Moatasem Salem

Personal information
- Full name: Moatasem Salem Bakr Hussein
- Date of birth: 2 September 1980 (age 45)
- Place of birth: Egypt
- Height: 1.83 m (6 ft 0 in)
- Position: Centre back

Senior career*
- Years: Team / Apps / (Gls)
- 2002–2006: Goldi / 56
- 2006–2012: Ismaily / 267 / (31)
- 2012–2014: Smouha / 24 / (1)
- 2014–2015: Al-Mokawloon / 16 / (0)
- 2015–2016: Petrojet / 23 / (1)
- 2016–2017: El Sharkia / 27 / (0)
- 2017–2018: El Qanah

International career
- 2004–2012: Egypt / 26 / (4)

Managerial career
- 2018–2019: Nogoom (assistant)

= Moatasem Salem =

Egyptian footballer (born 1980)

Moatasem Salem Bakr Hussein (مُعْتَصِم سَالِم بَكْر حُسَيْن; born 2 September 1980) is an Egyptian retired footballer.
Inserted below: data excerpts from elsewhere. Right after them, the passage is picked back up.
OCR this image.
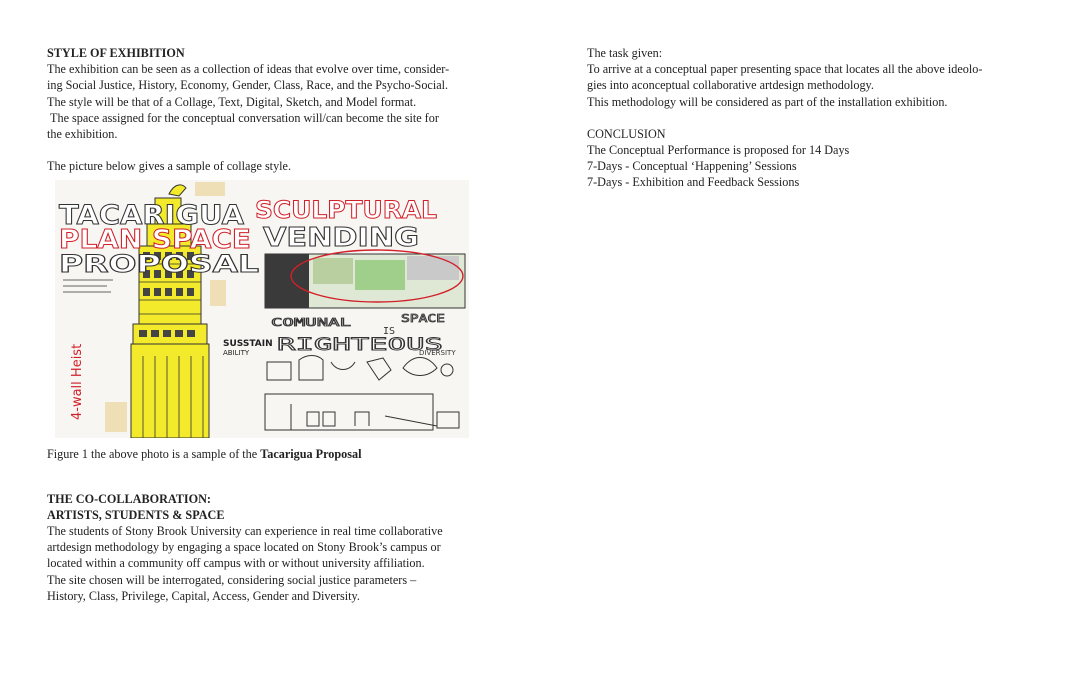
STYLE OF EXHIBITION

The exhibition can be seen as a collection of ideas that evolve over time, consider-

ing Social Justice, History, Economy, Gender, Class, Race, and the Psycho-Social.

The style will be that of a Collage, Text, Digital, Sketch, and Model format.

The space assigned for the conceptual conversation will/can become the site for

the exhibition.

The picture below gives a sample of collage style.

TACARIGUA SCULPTURAL
PLAN SPACE VENDING
PROPOSAL
4-wall Heist
COMUNAL	SPACE
IS
SUSSTAIN
ABILITY RIGHTEOUS
DIVERSITY

Figure 1 the above photo is a sample of the Tacarigua Proposal

THE CO-COLLABORATION:

ARTISTS, STUDENTS & SPACE

The students of Stony Brook University can experience in real time collaborative

artdesign methodology by engaging a space located on Stony Brook’s campus or

located within a community off campus with or without university affiliation.

The site chosen will be interrogated, considering social justice parameters –

History, Class, Privilege, Capital, Access, Gender and Diversity.

The task given:

To arrive at a conceptual paper presenting space that locates all the above ideolo-

gies into aconceptual collaborative artdesign methodology.

This methodology will be considered as part of the installation exhibition.

CONCLUSION

The Conceptual Performance is proposed for 14 Days

7-Days - Conceptual ‘Happening’ Sessions

7-Days - Exhibition and Feedback Sessions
He was also a member of the Egypt national football team.
His kids are Mazen and Malek and Marwan Moatasem.

==Club career==
Salem signed a four-year contract extension with Ismaily in June 2008, which kept him tied to the club until June 2012. However, in December 2010 Ismaily agreed to sell Salem to the highest bidder to solve their financial crisis and Zamalek SC showed their interest in the player.